Le gouvernement veut limiter à 0,4% la hausse des dépenses ministérielles en 2027, hors dette et armée, soit quatre fois moins que le niveau d’inflation attendu.
Le gouvernement souhaite limiter à 0,4% la hausse des dépenses des ministères en 2027, hors dépenses militaires et charge de la dette, soit quatre fois moins que l’inflation attendue, indique-t-il dans un document transmis mercredi soir au Parlement. Cette dernière est montée à 2,4% en mai sur un an, avant de redescendre à 1,8% en juin, après l’accord conclu entre l’Iran et les États-Unis pour cesser les hostilités au Moyen-Orient.
Si les dépenses de l’administration centrale sont fixées à 708,4 milliards d’euros pour 2027, celles de la sécurité sociale « croîtront plus vite que l’inflation » pour leur part, pour s’élever à 838,3 milliards d’euros. Le gouvernement demandera également aux collectivités territoriales de ne pas augmenter leurs dépenses au-delà de l’inflation en 2027. Cela, dans l’objectif de ramener le déficit public à 5% du PIB.
Une hausse maximale de 1,5 milliard d’euros par ministère
La préparation du projet de loi de finances 2027 bat son plein. Ce document intitulé « plafonds de dépenses du projet de loi de finances pour 2027 », ou « tiré à part » en jargon budgétaire, limite à 1,5 milliard d’euros la hausse des crédits par ministère l’an prochain, hors défense (+6,4 milliards d’euros pour ce dernier).

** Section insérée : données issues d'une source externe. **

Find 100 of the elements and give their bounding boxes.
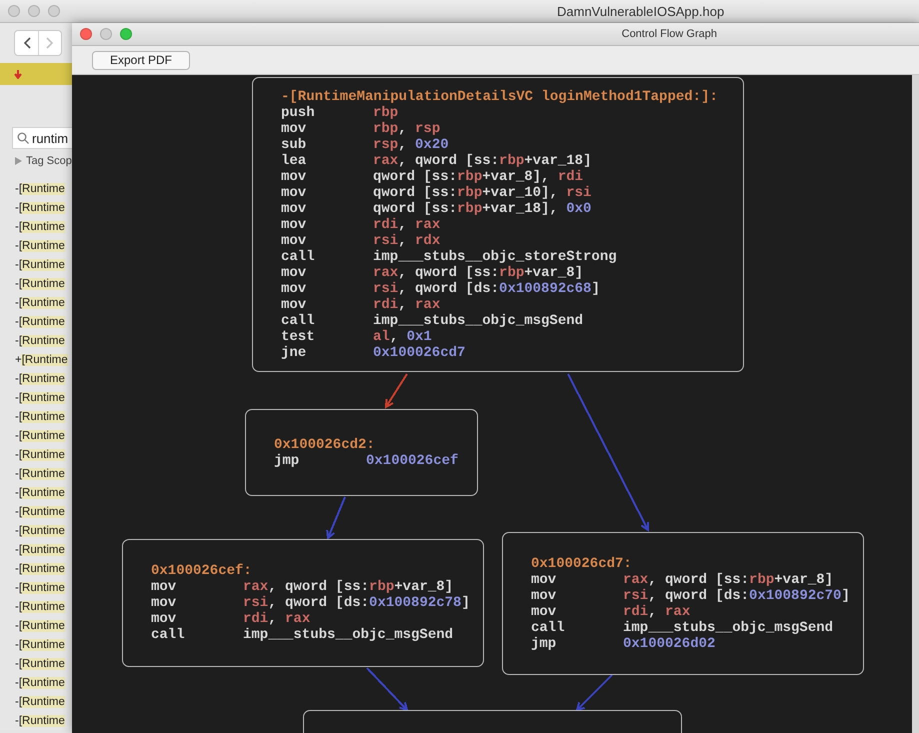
operand: rax, qword [ss:rbp+var_8]	[623, 572, 834, 588]
code-block[interactable]: 0x100026cef: mov rax, qword [ss:rbp+var_8] mov rsi, qword [ds:0x100892c78] mov rdi, rax call imp___stubs__objc_msgSend	[122, 539, 484, 667]
method-list-item[interactable]: -[Runtime	[15, 562, 65, 574]
method-list-item[interactable]: -[Runtime	[15, 182, 65, 194]
mnemonic: mov	[281, 216, 308, 232]
block-label: 0x100026cd7:	[531, 556, 633, 572]
method-list-item[interactable]: -[Runtime	[15, 506, 65, 518]
method-list-item[interactable]: -[Runtime	[15, 582, 65, 594]
mnemonic: jmp	[531, 636, 558, 652]
operand: qword [ss:rbp+var_18], 0x0	[373, 200, 592, 216]
operand: rsi, qword [ds:0x100892c70]	[623, 588, 850, 604]
minimize-light-icon[interactable]	[28, 5, 40, 17]
method-list-item[interactable]: -[Runtime	[15, 620, 65, 632]
operand: imp___stubs__objc_msgSend	[623, 620, 834, 636]
method-list-item[interactable]: -[Runtime	[15, 372, 65, 384]
mnemonic: mov	[151, 579, 178, 595]
mnemonic: call	[151, 627, 186, 643]
mnemonic: mov	[281, 264, 308, 280]
method-list-item[interactable]: -[Runtime	[15, 524, 65, 536]
operand: qword [ss:rbp+var_8], rdi	[373, 168, 584, 184]
method-list-item[interactable]: -[Runtime	[15, 410, 65, 422]
mnemonic: test	[281, 328, 316, 344]
operand: rax, qword [ss:rbp+var_8]	[373, 264, 584, 280]
mnemonic: mov	[281, 296, 308, 312]
method-list-item[interactable]: -[Runtime	[15, 240, 65, 252]
method-list-item[interactable]: -[Runtime	[15, 600, 65, 612]
operand: rsi, rdx	[373, 232, 440, 248]
method-list-item[interactable]: -[Runtime	[15, 714, 65, 726]
mnemonic: call	[531, 620, 566, 636]
method-list-item[interactable]: -[Runtime	[15, 638, 65, 650]
operand: rax, qword [ss:rbp+var_18]	[373, 152, 592, 168]
scroll-bar[interactable]	[912, 75, 919, 733]
method-list-item[interactable]: -[Runtime	[15, 334, 65, 346]
mnemonic: mov	[151, 611, 178, 627]
operand: rdi, rax	[373, 216, 440, 232]
operand: imp___stubs__objc_msgSend	[243, 627, 454, 643]
method-list-item[interactable]: -[Runtime	[15, 448, 65, 460]
mnemonic: mov	[281, 200, 308, 216]
code-block[interactable]: 0x100026cd2: jmp 0x100026cef	[245, 409, 478, 496]
block-label: 0x100026cd2:	[274, 436, 376, 452]
method-list-item[interactable]: +[Runtime	[15, 354, 68, 366]
mnemonic: sub	[281, 136, 308, 152]
mnemonic: mov	[281, 120, 308, 136]
mnemonic: mov	[531, 604, 558, 620]
mnemonic: push	[281, 104, 316, 120]
zoom-light-icon[interactable]	[48, 5, 60, 17]
operand: imp___stubs__objc_msgSend	[373, 312, 584, 328]
method-list-item[interactable]: -[Runtime	[15, 430, 65, 442]
method-list-item[interactable]: -[Runtime	[15, 278, 65, 290]
method-list-item[interactable]: -[Runtime	[15, 258, 65, 270]
chevron-right-icon	[46, 37, 54, 49]
mnemonic: lea	[281, 152, 308, 168]
operand: imp___stubs__objc_storeStrong	[373, 248, 617, 264]
method-list-item[interactable]: -[Runtime	[15, 468, 65, 480]
chevron-left-icon	[22, 37, 30, 49]
method-list-item[interactable]: -[Runtime	[15, 486, 65, 498]
operand: rsi, qword [ds:0x100892c78]	[243, 595, 470, 611]
method-list-item[interactable]: -[Runtime	[15, 544, 65, 556]
search-field[interactable]: runtim	[12, 127, 72, 149]
operand: rbp, rsp	[373, 120, 440, 136]
mnemonic: mov	[281, 168, 308, 184]
block-label: 0x100026cef:	[151, 563, 253, 579]
search-icon	[17, 132, 29, 144]
method-list-item[interactable]: -[Runtime	[15, 296, 65, 308]
operand: al, 0x1	[373, 328, 432, 344]
method-list-item[interactable]: -[Runtime	[15, 392, 65, 404]
method-list-item[interactable]: -[Runtime	[15, 696, 65, 708]
mnemonic: mov	[531, 588, 558, 604]
zoom-light-icon[interactable]	[120, 28, 132, 40]
operand: 0x100026d02	[623, 636, 716, 652]
mnemonic: call	[281, 248, 316, 264]
method-list-item[interactable]: -[Runtime	[15, 220, 65, 232]
code-block[interactable]: 0x100026cd7: mov rax, qword [ss:rbp+var_8] mov rsi, qword [ds:0x100892c70] mov rdi, rax call imp___stubs__objc_msgSend jmp 0x100026d02	[502, 532, 864, 675]
minimize-light-icon[interactable]	[100, 28, 112, 40]
operand: rdi, rax	[243, 611, 310, 627]
close-light-icon[interactable]	[8, 5, 20, 17]
method-list-item[interactable]: -[Runtime	[15, 658, 65, 670]
operand: 0x100026cd7	[373, 344, 466, 360]
operand: rax, qword [ss:rbp+var_8]	[243, 579, 454, 595]
operand: rdi, rax	[373, 296, 440, 312]
window-title: DamnVulnerableIOSApp.hop	[557, 4, 724, 19]
mnemonic: jne	[281, 344, 308, 360]
close-light-icon[interactable]	[80, 28, 92, 40]
operand: rsp, 0x20	[373, 136, 449, 152]
method-list-item[interactable]: -[Runtime	[15, 676, 65, 688]
block-label: -[RuntimeManipulationDetailsVC loginMethod1Tapped:]:	[281, 88, 715, 104]
method-list-item[interactable]: -[Runtime	[15, 316, 65, 328]
mnemonic: mov	[281, 280, 308, 296]
down-arrow-icon	[14, 70, 22, 78]
mnemonic: jmp	[274, 452, 300, 468]
operand: qword [ss:rbp+var_10], rsi	[373, 184, 592, 200]
operand: rdi, rax	[623, 604, 690, 620]
operand: rbp	[373, 104, 398, 120]
method-list-item[interactable]: -[Runtime	[15, 202, 65, 214]
mnemonic: mov	[281, 184, 308, 200]
export-pdf-button[interactable]: Export PDF	[92, 50, 190, 70]
mnemonic: mov	[531, 572, 558, 588]
operand: rsi, qword [ds:0x100892c68]	[373, 280, 600, 296]
mnemonic: mov	[281, 232, 308, 248]
disclosure-triangle-icon[interactable]	[15, 157, 22, 165]
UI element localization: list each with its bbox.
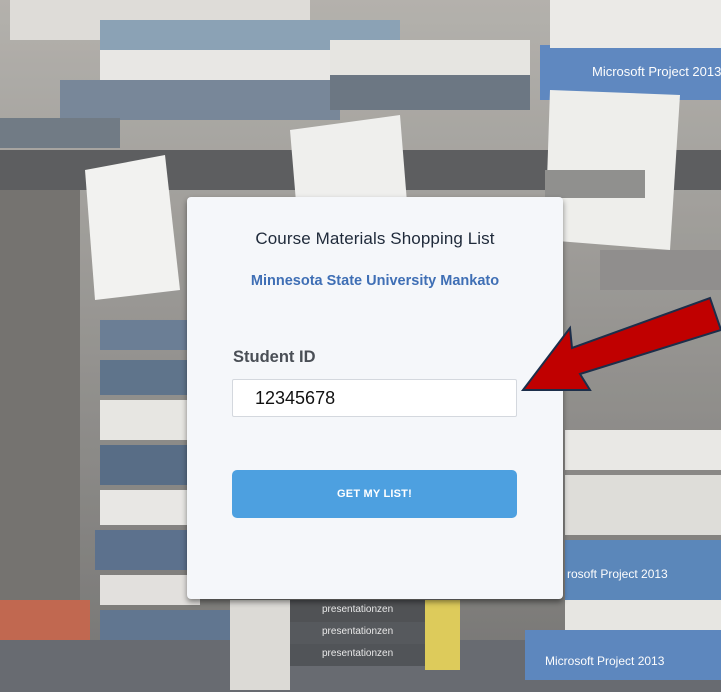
- university-name: Minnesota State University Mankato: [250, 273, 500, 289]
- student-id-input[interactable]: [232, 379, 517, 417]
- shopping-list-login-card: Course Materials Shopping List Minnesota…: [187, 197, 563, 599]
- card-title: Course Materials Shopping List: [255, 229, 495, 248]
- login-page: Microsoft Project 2013 rosoft Project 20…: [0, 0, 721, 692]
- get-my-list-button[interactable]: GET MY LIST!: [232, 470, 517, 518]
- student-id-label: Student ID: [233, 348, 316, 366]
- red-arrow-annotation-icon: [520, 296, 721, 391]
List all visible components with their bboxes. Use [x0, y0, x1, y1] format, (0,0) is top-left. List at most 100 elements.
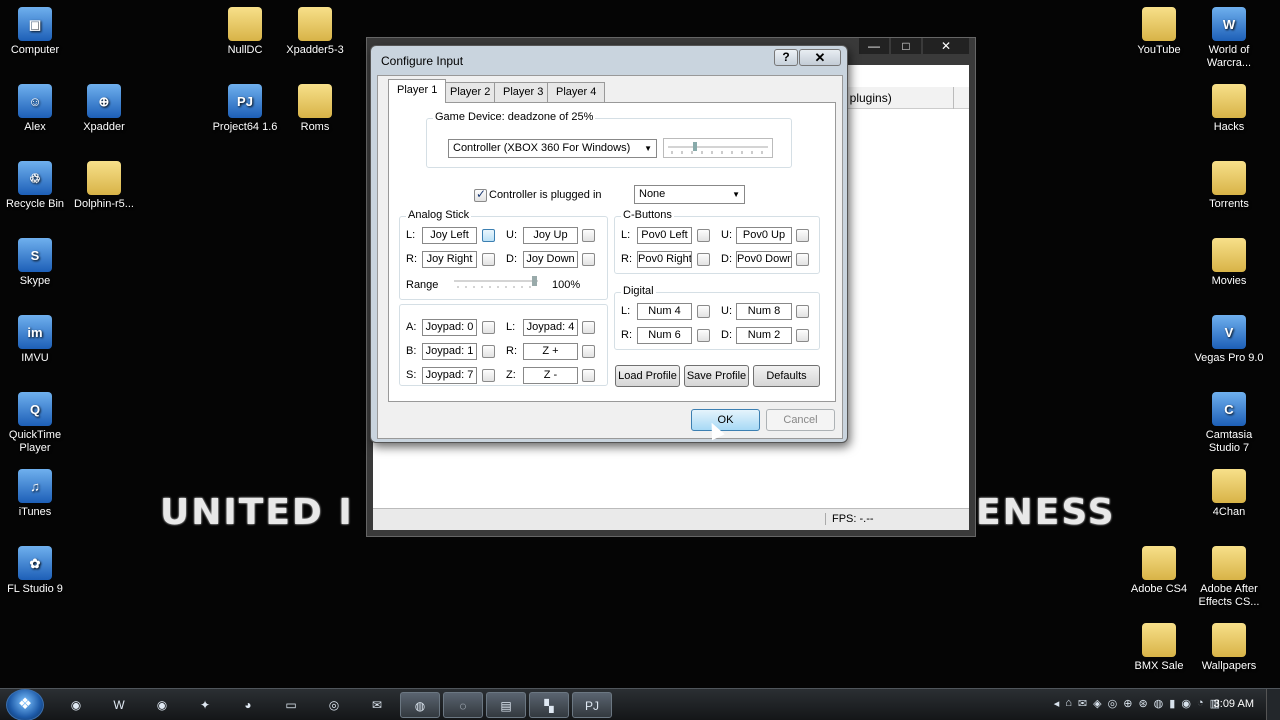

Invité de franceinfo, le ministre du Budget, David Amiel, a livré quelques informations à ce sujet.
« Les deux missions budgétaires qui augmenteront le plus en 2027, ce sont la défense et la transition écologique. La mission sur la transition écologique augmentera de 1,5 milliard d’euros par rapport à cette année », a-t-il déclaré.
Cette dernière enregistre en effet la plus forte hausse de ses crédits, devant la mission Solidarité (+1,1 milliard), l’Enseignement scolaire (+0,8 milliard), la Recherche et l’Enseignement supérieur (+0,6 milliard), les Sécurités (+0,6 milliard) et la Justice (+0,4 milliard).
En revanche, la mission Travail, emploi et administration des ministères sociaux perd 2,8 milliards d’euros, France 2030 0,4 milliard, les régimes sociaux et de retraite 0,4 milliard, l’Aide publique au développement 0,3 milliard, les Relations avec les collectivités territoriales 0,2 milliard, et les missions Agriculture et Santé 0,1 milliard chacune.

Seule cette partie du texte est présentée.